Taking issue with 'women's' issues
© by Barbara Anderson


The Eagle-Tribune
Sunday, September 28, 2014


 

“I am woman, hear me roar
In numbers too big to ignore…”

Helen Reddy, 1972

And now it seems those lyrics mean that women roar only about imagined assaults on their reproductive rights, while rolling over when government rolls all over their rights to efficient, effective, affordable government. And when did so many of them begin to insist that men not roar, but instead use their inside voices?

I’ve been attending campaign events for my favorite candidates, including Charlie Baker, but one event you didn’t see me at was “Women for Charlie” in Boston last week, partly because I don’t enjoy going to Boston anymore, and mostly because I don’t do events that begin “Women for” anyone.

I could attend a function called “Taxpayers for Charlie” or “Citizens Desperate for Effective State Management for Baker” or just “People who Support Charlie Baker Because Overall They Agree with Him on More Issues Than They Agree With His Opponent” -- any group defined by its common sense, not the fact that it’s made up of girls.

What’s the point of dividing voters by gender? Both men and women belong to groups called conservatives and liberals, statists and libertarians. I do know that in many respects, not just physical differences, men and women are different; I’ve read “Men Are from Mars, Women Are from Venus” and watched the sitcom “Friends.” And what is it about the Three Stooges that so many men seem to find hilarious? But I can’t think of any reason why there’s a gender gap on political issues and candidates, though I know from experience there is.

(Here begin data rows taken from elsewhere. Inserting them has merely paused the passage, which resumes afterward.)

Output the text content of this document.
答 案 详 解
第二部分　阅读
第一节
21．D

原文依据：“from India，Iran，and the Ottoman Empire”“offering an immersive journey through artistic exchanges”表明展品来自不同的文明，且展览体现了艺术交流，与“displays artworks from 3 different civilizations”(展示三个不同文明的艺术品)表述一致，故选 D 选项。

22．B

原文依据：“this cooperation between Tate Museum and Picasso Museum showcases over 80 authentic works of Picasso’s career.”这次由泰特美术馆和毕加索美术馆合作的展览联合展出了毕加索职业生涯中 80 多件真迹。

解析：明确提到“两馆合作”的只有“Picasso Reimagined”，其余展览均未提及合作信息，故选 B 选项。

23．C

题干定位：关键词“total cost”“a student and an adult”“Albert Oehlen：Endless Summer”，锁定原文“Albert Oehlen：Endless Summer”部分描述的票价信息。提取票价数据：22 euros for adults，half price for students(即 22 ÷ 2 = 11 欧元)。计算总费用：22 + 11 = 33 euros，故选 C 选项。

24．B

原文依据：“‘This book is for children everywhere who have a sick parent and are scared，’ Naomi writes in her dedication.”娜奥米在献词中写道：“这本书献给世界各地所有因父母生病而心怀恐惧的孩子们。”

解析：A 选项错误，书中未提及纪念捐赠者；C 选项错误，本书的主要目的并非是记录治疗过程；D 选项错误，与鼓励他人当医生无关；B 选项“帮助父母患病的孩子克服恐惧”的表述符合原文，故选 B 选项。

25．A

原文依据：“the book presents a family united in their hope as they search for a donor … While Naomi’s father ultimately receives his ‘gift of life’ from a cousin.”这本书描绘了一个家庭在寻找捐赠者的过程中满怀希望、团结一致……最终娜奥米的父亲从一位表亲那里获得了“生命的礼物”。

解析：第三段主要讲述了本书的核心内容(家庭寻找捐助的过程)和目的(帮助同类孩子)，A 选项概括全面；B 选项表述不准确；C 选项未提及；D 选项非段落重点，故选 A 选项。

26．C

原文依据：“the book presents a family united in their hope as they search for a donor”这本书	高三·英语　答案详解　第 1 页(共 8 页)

With Proposition 2 1/2 , on the statewide ballot in 1980, we were told by exit pollsters that it won with both Republican men and women, but with a higher percentage of men; that it lost with both Democratic men and women, but with a higher percentage of women. It won with independent men, lost with independent women.
The majority of men and women voted for Ronald Reagan, but it was a larger majority of men. So I recognize the gender gap, but I can’t imagine why it exists.

I’m a woman. Martha Coakley is a woman. Other than the reproductive system, we have nothing in common, agree on nothing, so why would political consultants assume other women would support either one of us as if we were interchangeable?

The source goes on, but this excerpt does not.